If any of the frustrated congressional Republicans assembling in Philadelphia yesterday to wallow in uncertainty over Obamacare or tax policy had looked southwest through a window, they might have perceived an enormous, metaphorical dust cloud over Washington. That is where newly installed President Donald Trump was issuing a fusillade of executive orders (and reviewing others that were promptly leaked), several of them involving his signature issue of immigration.
Assuming news reports involving draft executive orders are indications of the way the wind is blowing in the Trump White House, in short order we will have a blitz of new immigration policies and practices imposed by the 45th president that include building the famous border wall; supporting that wall with a massive increase in border-control agents and temporary detention facilities; revocation of Obama’s DACA and DAPA initiatives providing protection from prosecution for Dreamers and their parents; a beefed-up e-verify program aimed at employers of undocumented workers; new measures to prevent immigrants from accessing any sort of public benefits; punitive actions toward so-called sanctuary cities that refuse to help the feds enforce immigration laws; and plans for a tightening of legal immigration as well.
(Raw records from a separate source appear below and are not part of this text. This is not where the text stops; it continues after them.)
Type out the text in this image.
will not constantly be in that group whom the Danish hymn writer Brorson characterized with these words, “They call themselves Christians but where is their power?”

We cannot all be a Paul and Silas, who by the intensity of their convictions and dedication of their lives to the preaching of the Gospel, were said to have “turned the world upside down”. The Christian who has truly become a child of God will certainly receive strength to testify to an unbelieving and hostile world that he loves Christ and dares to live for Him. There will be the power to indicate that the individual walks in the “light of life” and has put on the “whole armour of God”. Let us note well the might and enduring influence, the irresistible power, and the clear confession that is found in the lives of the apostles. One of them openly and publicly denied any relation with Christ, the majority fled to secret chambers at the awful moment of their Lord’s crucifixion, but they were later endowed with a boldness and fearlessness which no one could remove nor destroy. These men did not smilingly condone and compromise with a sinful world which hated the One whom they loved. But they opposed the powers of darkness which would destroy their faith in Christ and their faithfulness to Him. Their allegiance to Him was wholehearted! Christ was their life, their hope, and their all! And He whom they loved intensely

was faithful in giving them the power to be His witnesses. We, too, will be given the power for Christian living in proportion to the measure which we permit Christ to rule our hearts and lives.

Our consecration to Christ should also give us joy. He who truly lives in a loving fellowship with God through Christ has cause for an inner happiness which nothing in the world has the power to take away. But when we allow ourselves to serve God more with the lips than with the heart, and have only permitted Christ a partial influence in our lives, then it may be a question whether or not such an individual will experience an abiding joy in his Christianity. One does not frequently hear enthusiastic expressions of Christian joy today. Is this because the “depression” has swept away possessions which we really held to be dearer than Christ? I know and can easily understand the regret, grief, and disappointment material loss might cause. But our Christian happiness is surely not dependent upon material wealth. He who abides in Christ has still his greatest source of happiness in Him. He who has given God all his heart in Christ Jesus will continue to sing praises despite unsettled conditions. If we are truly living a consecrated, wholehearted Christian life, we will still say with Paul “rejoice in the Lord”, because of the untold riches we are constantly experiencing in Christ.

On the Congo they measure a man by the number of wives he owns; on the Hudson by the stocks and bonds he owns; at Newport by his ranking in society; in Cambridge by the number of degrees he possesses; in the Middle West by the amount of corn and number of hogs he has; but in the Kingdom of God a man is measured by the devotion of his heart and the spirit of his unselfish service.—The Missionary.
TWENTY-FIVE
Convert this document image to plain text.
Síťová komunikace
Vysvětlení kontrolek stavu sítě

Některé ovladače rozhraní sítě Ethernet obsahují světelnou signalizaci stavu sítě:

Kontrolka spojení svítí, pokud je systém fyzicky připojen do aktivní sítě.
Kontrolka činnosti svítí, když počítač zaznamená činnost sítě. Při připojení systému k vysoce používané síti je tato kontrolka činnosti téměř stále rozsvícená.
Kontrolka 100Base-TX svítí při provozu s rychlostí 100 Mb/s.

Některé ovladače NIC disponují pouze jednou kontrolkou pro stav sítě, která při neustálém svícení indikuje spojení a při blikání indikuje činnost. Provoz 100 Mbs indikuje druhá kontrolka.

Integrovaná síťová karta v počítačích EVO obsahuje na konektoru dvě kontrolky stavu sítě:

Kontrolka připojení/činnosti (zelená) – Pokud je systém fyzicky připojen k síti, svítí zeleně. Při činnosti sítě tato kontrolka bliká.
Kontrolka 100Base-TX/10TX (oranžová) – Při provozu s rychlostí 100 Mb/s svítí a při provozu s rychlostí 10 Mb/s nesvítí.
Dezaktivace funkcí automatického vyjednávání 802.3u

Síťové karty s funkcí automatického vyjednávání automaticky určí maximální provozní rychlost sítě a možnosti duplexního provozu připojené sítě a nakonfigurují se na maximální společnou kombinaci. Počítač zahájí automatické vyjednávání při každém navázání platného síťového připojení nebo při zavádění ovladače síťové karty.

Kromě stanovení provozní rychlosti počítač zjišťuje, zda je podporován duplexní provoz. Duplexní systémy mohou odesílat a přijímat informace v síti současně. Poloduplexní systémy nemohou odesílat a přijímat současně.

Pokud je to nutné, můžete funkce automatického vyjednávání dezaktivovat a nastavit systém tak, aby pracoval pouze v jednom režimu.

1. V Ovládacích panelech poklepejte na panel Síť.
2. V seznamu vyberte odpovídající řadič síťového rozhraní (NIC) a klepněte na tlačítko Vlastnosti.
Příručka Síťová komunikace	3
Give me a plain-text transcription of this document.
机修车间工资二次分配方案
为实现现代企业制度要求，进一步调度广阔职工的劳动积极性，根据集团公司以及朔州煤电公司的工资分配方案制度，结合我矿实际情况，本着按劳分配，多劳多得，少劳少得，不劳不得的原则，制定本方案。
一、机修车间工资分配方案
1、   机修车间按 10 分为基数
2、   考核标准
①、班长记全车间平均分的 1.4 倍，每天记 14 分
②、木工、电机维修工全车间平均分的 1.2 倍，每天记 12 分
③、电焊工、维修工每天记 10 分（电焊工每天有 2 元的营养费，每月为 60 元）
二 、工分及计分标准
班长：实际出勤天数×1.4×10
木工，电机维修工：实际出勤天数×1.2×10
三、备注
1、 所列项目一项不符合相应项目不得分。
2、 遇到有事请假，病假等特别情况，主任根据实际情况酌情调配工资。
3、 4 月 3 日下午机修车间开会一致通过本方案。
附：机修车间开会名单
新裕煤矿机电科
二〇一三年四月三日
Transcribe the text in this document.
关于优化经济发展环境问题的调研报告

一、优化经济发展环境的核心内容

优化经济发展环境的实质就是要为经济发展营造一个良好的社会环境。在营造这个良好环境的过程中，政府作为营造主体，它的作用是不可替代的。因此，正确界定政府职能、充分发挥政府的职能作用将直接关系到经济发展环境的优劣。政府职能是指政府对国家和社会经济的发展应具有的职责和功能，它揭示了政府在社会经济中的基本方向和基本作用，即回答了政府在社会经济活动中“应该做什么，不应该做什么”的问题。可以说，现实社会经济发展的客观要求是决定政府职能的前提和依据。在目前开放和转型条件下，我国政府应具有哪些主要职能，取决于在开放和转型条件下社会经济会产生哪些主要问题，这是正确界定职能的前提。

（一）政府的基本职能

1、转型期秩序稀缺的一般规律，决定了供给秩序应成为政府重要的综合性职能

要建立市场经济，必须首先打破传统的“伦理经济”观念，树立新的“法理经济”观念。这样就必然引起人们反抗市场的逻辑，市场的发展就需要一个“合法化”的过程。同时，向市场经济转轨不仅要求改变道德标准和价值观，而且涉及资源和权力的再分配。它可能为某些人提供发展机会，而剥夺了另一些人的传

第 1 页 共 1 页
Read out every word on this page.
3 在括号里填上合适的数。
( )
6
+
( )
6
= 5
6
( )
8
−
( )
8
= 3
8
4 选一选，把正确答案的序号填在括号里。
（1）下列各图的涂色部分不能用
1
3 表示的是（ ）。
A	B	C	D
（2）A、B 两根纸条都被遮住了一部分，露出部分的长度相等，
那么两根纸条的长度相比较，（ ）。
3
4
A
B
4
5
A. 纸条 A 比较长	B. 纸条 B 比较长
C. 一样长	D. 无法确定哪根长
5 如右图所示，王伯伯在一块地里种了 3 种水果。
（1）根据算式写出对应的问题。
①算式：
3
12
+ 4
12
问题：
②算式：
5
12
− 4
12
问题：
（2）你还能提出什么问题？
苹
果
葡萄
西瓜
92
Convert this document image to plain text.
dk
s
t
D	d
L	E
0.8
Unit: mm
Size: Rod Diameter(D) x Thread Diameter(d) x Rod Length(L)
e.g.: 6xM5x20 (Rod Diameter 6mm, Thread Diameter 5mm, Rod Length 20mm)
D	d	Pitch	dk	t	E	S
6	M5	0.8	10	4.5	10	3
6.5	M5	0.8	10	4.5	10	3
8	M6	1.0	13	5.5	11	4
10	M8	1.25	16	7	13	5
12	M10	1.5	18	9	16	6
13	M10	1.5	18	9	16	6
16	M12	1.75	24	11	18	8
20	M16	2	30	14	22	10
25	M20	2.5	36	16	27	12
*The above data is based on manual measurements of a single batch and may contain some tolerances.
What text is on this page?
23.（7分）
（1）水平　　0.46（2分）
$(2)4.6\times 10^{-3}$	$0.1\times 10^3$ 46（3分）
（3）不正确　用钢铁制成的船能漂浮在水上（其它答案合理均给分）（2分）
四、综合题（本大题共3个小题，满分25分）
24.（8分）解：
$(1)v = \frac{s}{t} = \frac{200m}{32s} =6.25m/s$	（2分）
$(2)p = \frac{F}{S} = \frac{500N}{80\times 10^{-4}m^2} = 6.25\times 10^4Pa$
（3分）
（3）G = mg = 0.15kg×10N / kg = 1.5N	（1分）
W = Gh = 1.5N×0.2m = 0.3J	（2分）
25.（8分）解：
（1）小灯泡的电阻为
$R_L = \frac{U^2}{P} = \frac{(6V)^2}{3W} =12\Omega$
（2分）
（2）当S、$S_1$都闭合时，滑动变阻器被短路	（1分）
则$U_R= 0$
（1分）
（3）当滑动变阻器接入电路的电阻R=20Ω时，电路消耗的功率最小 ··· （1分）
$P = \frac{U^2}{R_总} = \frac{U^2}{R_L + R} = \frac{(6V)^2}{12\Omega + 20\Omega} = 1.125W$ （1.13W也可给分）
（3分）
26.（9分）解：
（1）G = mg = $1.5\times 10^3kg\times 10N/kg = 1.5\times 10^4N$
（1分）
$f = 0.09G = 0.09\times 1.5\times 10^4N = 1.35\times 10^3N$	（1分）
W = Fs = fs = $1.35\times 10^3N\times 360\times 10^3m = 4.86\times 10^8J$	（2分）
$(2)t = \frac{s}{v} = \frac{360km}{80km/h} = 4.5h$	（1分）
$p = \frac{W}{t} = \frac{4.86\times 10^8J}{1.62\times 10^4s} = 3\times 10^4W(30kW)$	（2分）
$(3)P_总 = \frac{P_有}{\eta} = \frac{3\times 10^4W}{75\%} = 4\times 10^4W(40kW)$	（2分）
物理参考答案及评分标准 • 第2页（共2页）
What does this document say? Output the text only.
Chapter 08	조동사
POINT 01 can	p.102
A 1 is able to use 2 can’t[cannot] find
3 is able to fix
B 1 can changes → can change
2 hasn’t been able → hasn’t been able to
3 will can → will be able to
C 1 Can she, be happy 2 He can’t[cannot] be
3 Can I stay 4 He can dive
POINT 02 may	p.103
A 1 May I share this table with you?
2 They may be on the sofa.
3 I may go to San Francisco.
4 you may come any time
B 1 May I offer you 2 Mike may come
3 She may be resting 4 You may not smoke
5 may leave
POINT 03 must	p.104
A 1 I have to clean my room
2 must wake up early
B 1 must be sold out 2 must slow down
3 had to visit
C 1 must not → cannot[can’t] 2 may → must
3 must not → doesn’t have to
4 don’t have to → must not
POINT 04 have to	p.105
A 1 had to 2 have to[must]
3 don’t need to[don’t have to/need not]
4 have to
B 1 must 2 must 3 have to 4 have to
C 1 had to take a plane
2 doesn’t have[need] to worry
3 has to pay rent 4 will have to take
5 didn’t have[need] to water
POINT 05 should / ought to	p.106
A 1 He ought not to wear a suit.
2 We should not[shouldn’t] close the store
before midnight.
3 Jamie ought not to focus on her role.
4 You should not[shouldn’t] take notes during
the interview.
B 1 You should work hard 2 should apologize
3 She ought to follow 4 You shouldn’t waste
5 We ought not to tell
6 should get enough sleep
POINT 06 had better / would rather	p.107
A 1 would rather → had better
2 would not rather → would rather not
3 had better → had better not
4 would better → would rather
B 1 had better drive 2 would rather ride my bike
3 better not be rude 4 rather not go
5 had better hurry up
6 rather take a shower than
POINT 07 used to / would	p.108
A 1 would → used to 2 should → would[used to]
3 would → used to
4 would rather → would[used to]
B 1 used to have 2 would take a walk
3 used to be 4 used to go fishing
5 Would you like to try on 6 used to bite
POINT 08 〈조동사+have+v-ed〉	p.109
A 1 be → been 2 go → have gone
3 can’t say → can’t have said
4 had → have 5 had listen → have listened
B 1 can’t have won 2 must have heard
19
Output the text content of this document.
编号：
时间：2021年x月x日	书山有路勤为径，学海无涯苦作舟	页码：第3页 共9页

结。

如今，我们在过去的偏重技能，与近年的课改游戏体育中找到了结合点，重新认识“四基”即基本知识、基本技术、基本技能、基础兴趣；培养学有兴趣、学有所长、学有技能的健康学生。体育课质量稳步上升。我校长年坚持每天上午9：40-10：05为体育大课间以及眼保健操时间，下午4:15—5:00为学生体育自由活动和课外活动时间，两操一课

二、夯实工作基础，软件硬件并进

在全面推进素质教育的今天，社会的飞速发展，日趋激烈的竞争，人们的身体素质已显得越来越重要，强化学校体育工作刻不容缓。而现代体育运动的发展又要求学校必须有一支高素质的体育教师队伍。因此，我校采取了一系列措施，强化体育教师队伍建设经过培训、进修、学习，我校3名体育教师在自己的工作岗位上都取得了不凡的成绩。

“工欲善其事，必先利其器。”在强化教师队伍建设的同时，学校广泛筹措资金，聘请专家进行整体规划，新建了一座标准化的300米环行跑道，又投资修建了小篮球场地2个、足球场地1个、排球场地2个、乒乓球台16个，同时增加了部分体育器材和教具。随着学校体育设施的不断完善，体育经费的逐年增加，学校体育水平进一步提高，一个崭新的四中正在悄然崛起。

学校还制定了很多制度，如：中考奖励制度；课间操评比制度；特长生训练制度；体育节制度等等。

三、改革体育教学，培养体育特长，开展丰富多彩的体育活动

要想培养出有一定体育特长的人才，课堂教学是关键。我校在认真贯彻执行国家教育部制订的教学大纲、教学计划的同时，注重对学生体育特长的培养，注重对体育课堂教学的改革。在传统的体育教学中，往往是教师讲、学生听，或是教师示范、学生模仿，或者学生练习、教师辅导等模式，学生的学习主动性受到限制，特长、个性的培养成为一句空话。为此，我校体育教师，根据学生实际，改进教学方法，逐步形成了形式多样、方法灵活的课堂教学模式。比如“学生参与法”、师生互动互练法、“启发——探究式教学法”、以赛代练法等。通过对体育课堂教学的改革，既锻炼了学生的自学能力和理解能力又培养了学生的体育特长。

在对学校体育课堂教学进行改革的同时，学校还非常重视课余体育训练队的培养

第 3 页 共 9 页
Sure, some cynics may have thought Trump’s hard-line talk about an immigration crackdown was just campaign-season chump change attractive to the talk-radio-listening element of the GOP base. But no one can honestly say the man didn’t give us all fair warning.
While it is easy to get bogged down in the details of these steps, it is important to understand that many of them are addressing what is at the moment a phantom menace as illusory as the immigrant voter fraud Trump says he will “investigate”: that would be the idea that huge numbers of bad people are pouring over an unprotected Mexican border to do crimes and go on welfare. The simple fact is that net immigration from Mexico is at zero. So the massive cost (an estimated $20 billion for construction and $13 billion a year for staffing) and energy involved in building the famous wall and backing it up with the appropriate resources to seal off the border is basically a symbolic initiative to solve a problem that no longer exists.
Meanwhile, the Trump initiatives dealing with the real immigration problem, the 11 million undocumented immigrants currently living in the U.S., are mostly aimed at making these people feel insecure and exposed to prosecution. DACA’s protection of 750,000 Dreamers, and DAPA’s prospective protection (it has been held up by a federal judge) of as many as 4 million more, would go away (after temporary work permits expire, to be exact). Presumably the restrictions on public benefits, the enhanced e-verify program, and attacks on sanctuary cities would make still more of the 11 million fear the next knock on the door or traffic stop.
What Trump is not doing, however, is putting together the plan or providing the resources to in fact prosecute and deport the undocumented population, despite his repeated promises to eschew any sort of amnesty for people who entered the country illegally. Yes, he will have some showy deportations of people convicted of crimes (which would simply continue the enforcement priorities of the Obama administration). But there is no sign yet Trump is willing or able to undertake the immense costs (one estimate for a “total deportation” plan is $114 billion) and risk the humanitarian blowback of a mass-deportation program. For one thing, it could create a major collision with the Roman Catholic Church, a natural focal point for resistance in the U.S. and across Latin America, extending most likely to the Latin American Pope.
So at present, all of Trump’s posturing and policy-making on illegal immigration really amounts to a loud and expensive plan to encourage self-deportation of the undocumented by making their lives — and most likely, the lives of legal immigrants and U.S. citizens who happen to look like them — as difficult as possible. In some respects, this approach will arouse even more hostility than a mass-deportation strategy, precisely because it depends on encouraging broad-based suspicion toward Latinos, including those who have broken no laws and have as much of a right to the peaceful enjoyment of life as Trump himself. Combined with Trump’s regular statements of support for racial profiling as a law-enforcement tool, a self-deportation strategy could make the United States a very uncomfortable place for nonwhite people, just as it has been so often in the past (you know, those years of greatness Trump’s core supporters want to bring back).
So does Trump simply lack the courage to come right out and ask for money for the thousands of cattle cars and the vast network of transit camps that he’d be focused on if deportation rather than self-deportation was his goal? That’s unclear; maybe he will go there in the future. For now, though, it looks like his immigration blitz is mostly smoke and mirrors, with a nasty undertone of white identity politics.